A German business daily (FAZ (opens in a new tab)) quotes commodities adviser Stefan Müller (DGWA) arguing that Europe is “missing its chance” on critical minerals while the U.S. and Japan lock up deposits and processing pathways. The core warning is familiar to Rare Earth Exchanges™ readers: the mine is not the chokepoint—processing is. Europe can identify “projects” all day, but if it cannot separate, refine, and convert material into magnet-grade inputs, it remains strategically exposed.
Table of Contents
Stefan Müller—Keeping it Real in Europe

The Parts That Ring True in the Supply Chain
Müller is on solid ground when he stresses the “second step” problem—separation, refining, and chemical conversion—as the hard bottleneck. That is where China’s advantage sits: not just ore access, but decades of process know-how, scale, and permitting tolerance. He is also right that critical minerals are not software. Timelines are long (often a decade-plus), and the number of bankable projects is limited by geology, permitting, capex, and downstream contracts.
His plain-language explanation of why “rocks aren’t usable” without complex, energy-intensive processing is accurate—and investor-relevant. Processing is where costs, environmental friction, and schedule risk concentrate.
The Numbers That Need Receipts
Several claims read more like persuasion than documented fact in the excerpt:
The assertion that the U.S. has put “at least $50B” into projects “this year alone” is plausible-sounding but unverified here. Many of the announcements are possibilities of loans, not hard cash on the table.
The “Australia $8.5B rare earth agreement with the U.S.” reference may reflect real deal chatter, but it’s stated without specifics (which project, which parties, what instrument).* The line that “most interesting projects don’t have ESG risk is too sweeping. ESG exposure varies by jurisdiction, labor model, and tailings chemistry—and investors price that risk for a reason.
What’s Notable, and Why This Matters Now
The most important signal isn’t the rhetoric (“damning indictment”).
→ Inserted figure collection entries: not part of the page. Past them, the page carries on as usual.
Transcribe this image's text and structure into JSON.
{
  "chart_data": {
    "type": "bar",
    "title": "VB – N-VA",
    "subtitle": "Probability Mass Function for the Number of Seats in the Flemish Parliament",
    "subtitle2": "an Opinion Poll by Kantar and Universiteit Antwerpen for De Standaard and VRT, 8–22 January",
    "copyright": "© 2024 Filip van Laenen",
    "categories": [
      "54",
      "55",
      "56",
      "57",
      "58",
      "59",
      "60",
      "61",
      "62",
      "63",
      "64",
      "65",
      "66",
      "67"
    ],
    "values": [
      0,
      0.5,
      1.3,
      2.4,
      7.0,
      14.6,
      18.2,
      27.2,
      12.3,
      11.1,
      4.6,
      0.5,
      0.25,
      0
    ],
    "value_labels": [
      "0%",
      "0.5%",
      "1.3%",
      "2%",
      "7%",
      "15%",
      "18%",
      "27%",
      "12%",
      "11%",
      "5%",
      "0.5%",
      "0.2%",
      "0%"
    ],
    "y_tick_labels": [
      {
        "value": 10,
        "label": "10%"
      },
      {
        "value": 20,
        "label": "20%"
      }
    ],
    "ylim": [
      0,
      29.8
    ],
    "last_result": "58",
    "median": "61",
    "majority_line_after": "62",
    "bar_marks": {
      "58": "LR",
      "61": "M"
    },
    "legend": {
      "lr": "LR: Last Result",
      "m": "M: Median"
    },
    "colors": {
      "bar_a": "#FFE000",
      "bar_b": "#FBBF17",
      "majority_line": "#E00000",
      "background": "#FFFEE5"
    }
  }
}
It’s the implicit admission that Europe is still trying to policy its way out of a chemistry problem. Platforms and project lists help—capital, offtakes, and processing capacity help more. If Europe does not pay the “learning curve tax” now, it will pay the “dependency premium” later—often in magnet supply, not headlines.
Citation: Sven Astheimer (FAZ), interview excerpt with Stefan Müller (DGWA), Dec. 27, 2025.